Do I need to learn how to fix a bicycle puncture?
It’s not mandatory but it is a good idea if one person in the group, at least, has a rudimentary understanding of how to fix a puncture. It’s not so difficult once you learn and if you use a local bike hire company you can arrange to have them send someone to come and fix it for you if you’re stuck. The handiest thing on the road is often to simply replace the inner tube, so have a couple of spares as well as a pump or two, of course. Even if you can’t manage to fix it yourself, if you have the equipment, another cyclist will often stop and help. Do also pack a repair kit, in case of a second puncture or so you can repair and reuse the damaged tube if you want to, when you arrive at the campsite.
Will it be easy to find places for coffee and snack breaks on the cycle route?
French cycle routes are well resourced. But there may be stretches between villages without cafes or rest stops, so always have water and snacks. Even a flask of coffee could be great to pack, just in case you find a beautiful spot to have an unexpected break. The sorts of snacks that are ideal on the bike are fruit, nuts and energy bars. Pack a few treats as well – it is a holiday after all.
My family wants to cycle relatively flat, car-free routes. Is this possible in France?
Yes, France is a very cycle-friendly country and has lots of safe, car-free routes. There is a 1,200km route along the Atlantic coast called La Vélodysée that starts in the north of France at Roscoff and hugs the coast all the way down.

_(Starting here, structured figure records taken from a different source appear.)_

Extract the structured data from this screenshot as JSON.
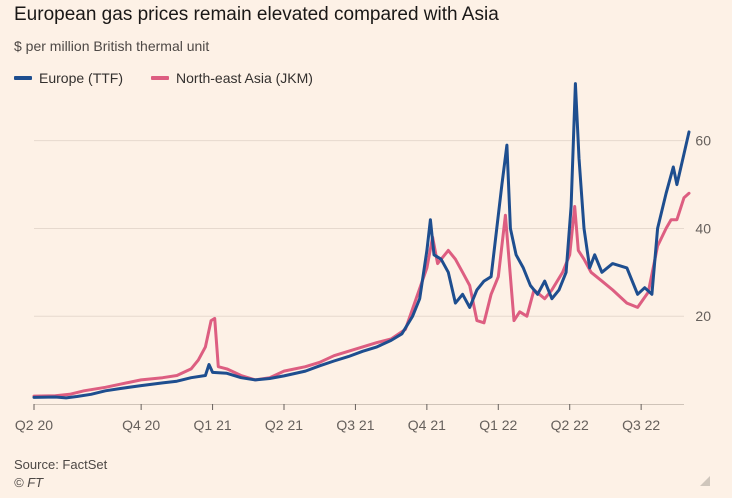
{
  "chart_data": {
    "type": "line",
    "title": "European gas prices remain elevated compared with Asia",
    "subtitle": "$ per million British thermal unit",
    "source": "Source: FactSet",
    "credit": "© FT",
    "ylim": [
      0,
      72
    ],
    "yticks": [
      20,
      40,
      60
    ],
    "xlim": [
      0,
      9.1
    ],
    "x_ticks": [
      {
        "label": "Q2 20",
        "x": 0
      },
      {
        "label": "Q4 20",
        "x": 1.5
      },
      {
        "label": "Q1 21",
        "x": 2.5
      },
      {
        "label": "Q2 21",
        "x": 3.5
      },
      {
        "label": "Q3 21",
        "x": 4.5
      },
      {
        "label": "Q4 21",
        "x": 5.5
      },
      {
        "label": "Q1 22",
        "x": 6.5
      },
      {
        "label": "Q2 22",
        "x": 7.5
      },
      {
        "label": "Q3 22",
        "x": 8.5
      }
    ],
    "x_unit": "quarters since start of Q2 2020",
    "series": [
      {
        "name": "Europe (TTF)",
        "color": "#1e4e8f",
        "points": [
          [
            0,
            1.5
          ],
          [
            0.3,
            1.6
          ],
          [
            0.45,
            1.4
          ],
          [
            0.6,
            1.7
          ],
          [
            0.8,
            2.2
          ],
          [
            1.0,
            3.0
          ],
          [
            1.2,
            3.5
          ],
          [
            1.5,
            4.2
          ],
          [
            1.8,
            4.8
          ],
          [
            2.0,
            5.2
          ],
          [
            2.2,
            6.0
          ],
          [
            2.4,
            6.5
          ],
          [
            2.45,
            9.0
          ],
          [
            2.5,
            7.2
          ],
          [
            2.7,
            7.0
          ],
          [
            2.9,
            6.0
          ],
          [
            3.1,
            5.5
          ],
          [
            3.3,
            5.8
          ],
          [
            3.5,
            6.4
          ],
          [
            3.8,
            7.5
          ],
          [
            4.0,
            8.7
          ],
          [
            4.2,
            9.8
          ],
          [
            4.4,
            10.8
          ],
          [
            4.6,
            12.0
          ],
          [
            4.8,
            13.0
          ],
          [
            5.0,
            14.5
          ],
          [
            5.15,
            16.0
          ],
          [
            5.3,
            20.0
          ],
          [
            5.4,
            24.0
          ],
          [
            5.5,
            35.0
          ],
          [
            5.55,
            42.0
          ],
          [
            5.6,
            34.0
          ],
          [
            5.7,
            33.0
          ],
          [
            5.8,
            30.0
          ],
          [
            5.9,
            23.0
          ],
          [
            6.0,
            25.0
          ],
          [
            6.1,
            22.0
          ],
          [
            6.2,
            26.0
          ],
          [
            6.3,
            28.0
          ],
          [
            6.4,
            29.0
          ],
          [
            6.55,
            50.0
          ],
          [
            6.62,
            59.0
          ],
          [
            6.67,
            40.0
          ],
          [
            6.75,
            34.0
          ],
          [
            6.85,
            31.0
          ],
          [
            6.95,
            27.0
          ],
          [
            7.05,
            25.0
          ],
          [
            7.15,
            28.0
          ],
          [
            7.25,
            24.0
          ],
          [
            7.35,
            26.0
          ],
          [
            7.45,
            30.0
          ],
          [
            7.52,
            45.0
          ],
          [
            7.58,
            73.0
          ],
          [
            7.63,
            56.0
          ],
          [
            7.7,
            40.0
          ],
          [
            7.78,
            31.0
          ],
          [
            7.85,
            34.0
          ],
          [
            7.95,
            30.0
          ],
          [
            8.1,
            32.0
          ],
          [
            8.3,
            31.0
          ],
          [
            8.45,
            25.0
          ],
          [
            8.55,
            26.5
          ],
          [
            8.65,
            25.0
          ],
          [
            8.73,
            40.0
          ],
          [
            8.85,
            48.0
          ],
          [
            8.95,
            54.0
          ],
          [
            9.0,
            50.0
          ],
          [
            9.1,
            57.0
          ],
          [
            9.17,
            62.0
          ]
        ]
      },
      {
        "name": "North-east Asia (JKM)",
        "color": "#dd5e81",
        "points": [
          [
            0,
            1.8
          ],
          [
            0.3,
            1.9
          ],
          [
            0.5,
            2.2
          ],
          [
            0.7,
            3.0
          ],
          [
            1.0,
            3.8
          ],
          [
            1.2,
            4.5
          ],
          [
            1.5,
            5.5
          ],
          [
            1.8,
            6.0
          ],
          [
            2.0,
            6.5
          ],
          [
            2.2,
            8.0
          ],
          [
            2.3,
            10.0
          ],
          [
            2.4,
            13.0
          ],
          [
            2.48,
            19.0
          ],
          [
            2.53,
            19.5
          ],
          [
            2.58,
            8.5
          ],
          [
            2.7,
            8.0
          ],
          [
            2.9,
            6.5
          ],
          [
            3.1,
            5.5
          ],
          [
            3.3,
            6.0
          ],
          [
            3.5,
            7.5
          ],
          [
            3.8,
            8.5
          ],
          [
            4.0,
            9.5
          ],
          [
            4.2,
            11.0
          ],
          [
            4.4,
            12.0
          ],
          [
            4.6,
            13.0
          ],
          [
            4.8,
            14.0
          ],
          [
            5.0,
            14.8
          ],
          [
            5.2,
            17.0
          ],
          [
            5.35,
            24.0
          ],
          [
            5.5,
            31.0
          ],
          [
            5.58,
            38.0
          ],
          [
            5.65,
            32.0
          ],
          [
            5.8,
            35.0
          ],
          [
            5.9,
            33.0
          ],
          [
            6.0,
            30.0
          ],
          [
            6.1,
            27.0
          ],
          [
            6.2,
            19.0
          ],
          [
            6.3,
            18.5
          ],
          [
            6.4,
            25.0
          ],
          [
            6.5,
            29.0
          ],
          [
            6.6,
            43.0
          ],
          [
            6.66,
            31.0
          ],
          [
            6.72,
            19.0
          ],
          [
            6.8,
            21.0
          ],
          [
            6.9,
            20.0
          ],
          [
            7.0,
            26.0
          ],
          [
            7.15,
            24.0
          ],
          [
            7.25,
            26.0
          ],
          [
            7.4,
            30.0
          ],
          [
            7.5,
            34.0
          ],
          [
            7.57,
            45.0
          ],
          [
            7.62,
            35.0
          ],
          [
            7.7,
            33.0
          ],
          [
            7.8,
            30.0
          ],
          [
            7.95,
            28.0
          ],
          [
            8.1,
            26.0
          ],
          [
            8.3,
            23.0
          ],
          [
            8.45,
            22.0
          ],
          [
            8.6,
            25.5
          ],
          [
            8.73,
            36.0
          ],
          [
            8.85,
            40.0
          ],
          [
            8.92,
            42.0
          ],
          [
            9.0,
            42.0
          ],
          [
            9.1,
            47.0
          ],
          [
            9.17,
            48.0
          ]
        ]
      }
    ]
  }
}
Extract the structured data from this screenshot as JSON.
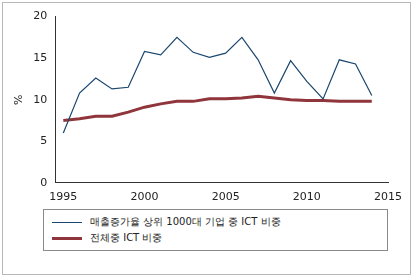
{
  "chart_data": {
    "type": "line",
    "x": [
      1995,
      1996,
      1997,
      1998,
      1999,
      2000,
      2001,
      2002,
      2003,
      2004,
      2005,
      2006,
      2007,
      2008,
      2009,
      2010,
      2011,
      2012,
      2013,
      2014
    ],
    "series": [
      {
        "name": "매출증가율 상위 1000대 기업 중 ICT 비중",
        "color": "#1a476f",
        "values": [
          6.0,
          10.8,
          12.6,
          11.3,
          11.5,
          15.8,
          15.4,
          17.5,
          15.7,
          15.1,
          15.6,
          17.5,
          14.8,
          10.8,
          14.7,
          12.2,
          10.1,
          14.8,
          14.3,
          10.5
        ]
      },
      {
        "name": "전체중 ICT 비중",
        "color": "#90353b",
        "values": [
          7.5,
          7.7,
          8.0,
          8.0,
          8.5,
          9.1,
          9.5,
          9.8,
          9.8,
          10.1,
          10.1,
          10.2,
          10.4,
          10.2,
          10.0,
          9.9,
          9.9,
          9.8,
          9.8,
          9.8
        ]
      }
    ],
    "y_label": "%",
    "xlim": [
      1994.5,
      2015
    ],
    "xticks": [
      1995,
      2000,
      2005,
      2010,
      2015
    ],
    "ylim": [
      0,
      20
    ],
    "yticks": [
      0,
      5,
      10,
      15,
      20
    ],
    "grid": false,
    "legend": "bottom"
  }
}
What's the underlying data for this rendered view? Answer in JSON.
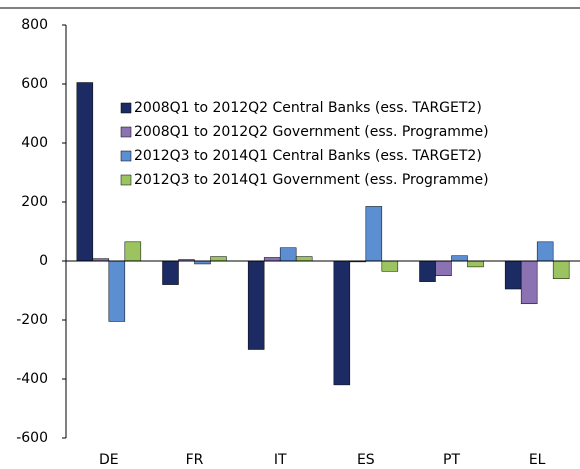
{
  "chart_data": {
    "type": "bar",
    "categories": [
      "DE",
      "FR",
      "IT",
      "ES",
      "PT",
      "EL"
    ],
    "series": [
      {
        "name": "2008Q1 to 2012Q2 Central Banks (ess. TARGET2)",
        "color": "#1c2b64",
        "values": [
          605,
          -80,
          -300,
          -420,
          -70,
          -95
        ]
      },
      {
        "name": "2008Q1 to 2012Q2 Government (ess. Programme)",
        "color": "#8b72b3",
        "values": [
          8,
          5,
          12,
          -3,
          -50,
          -145
        ]
      },
      {
        "name": "2012Q3 to 2014Q1 Central Banks (ess. TARGET2)",
        "color": "#5b8fd2",
        "values": [
          -205,
          -10,
          45,
          185,
          18,
          65
        ]
      },
      {
        "name": "2012Q3 to 2014Q1 Government (ess. Programme)",
        "color": "#9bc35f",
        "values": [
          65,
          15,
          15,
          -35,
          -20,
          -60
        ]
      }
    ],
    "ylim": [
      -600,
      800
    ],
    "yticks": [
      -600,
      -400,
      -200,
      0,
      200,
      400,
      600,
      800
    ],
    "grid": false,
    "legend": "top-center"
  }
}
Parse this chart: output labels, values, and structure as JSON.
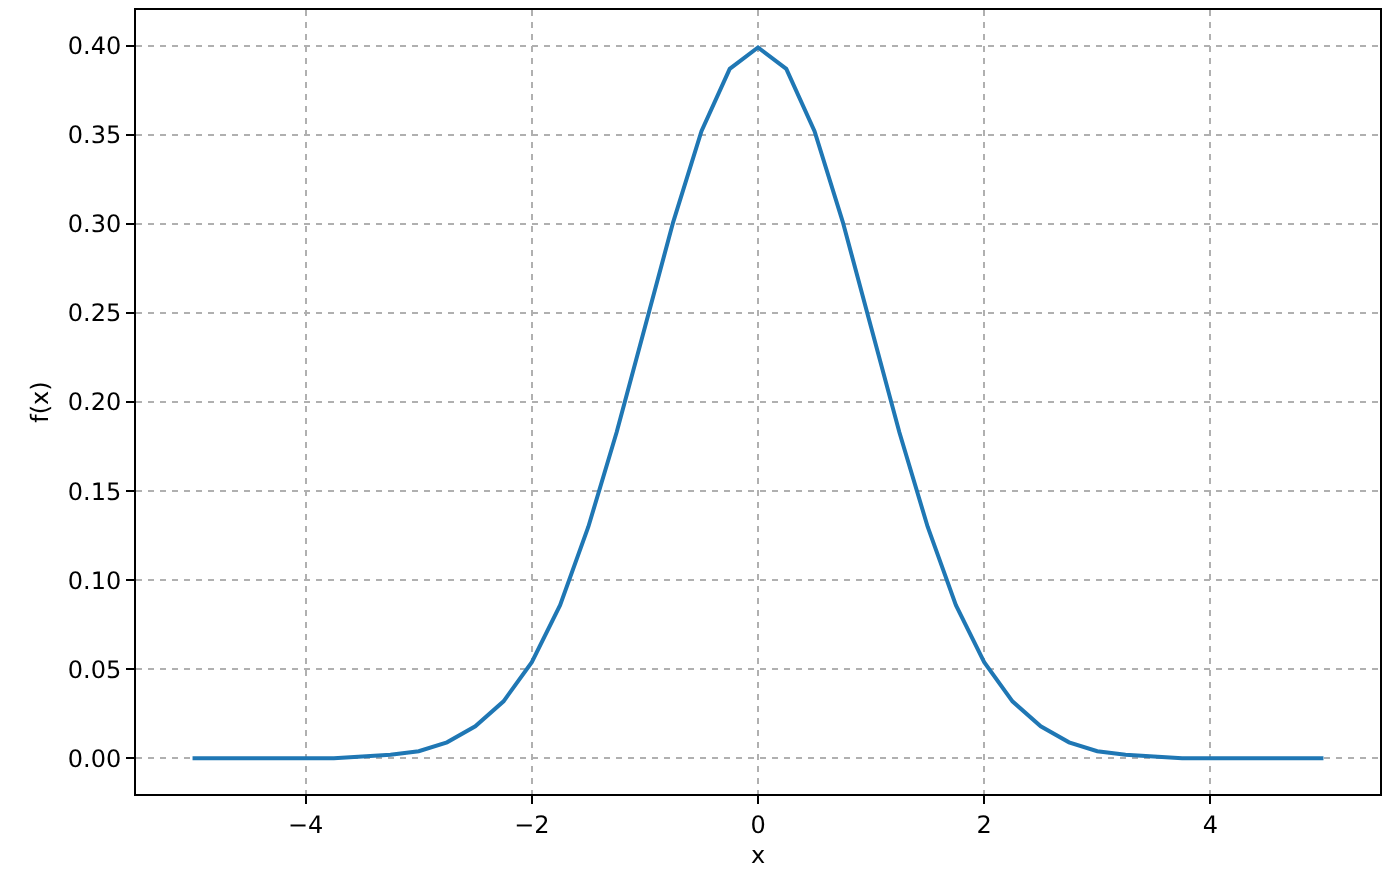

Reportedly, around 80% of this is on dedicated cycle paths. This part of the coast is also dotted with lots of campsites to choose from, so it’s a perfect route. You can travel from campsite to campsite each day and probably never leave the route for your entire holiday.
What distance should we plan to cover each day?
More than you think. Even a complete beginner will cover 30kms in a day if you pick the terrain correctly. Choose a flat area like the Loire Valley or the gentle hills of Bordeaux to make things easier. As your holiday continues? you’ll find the family will be cycling further and further each day.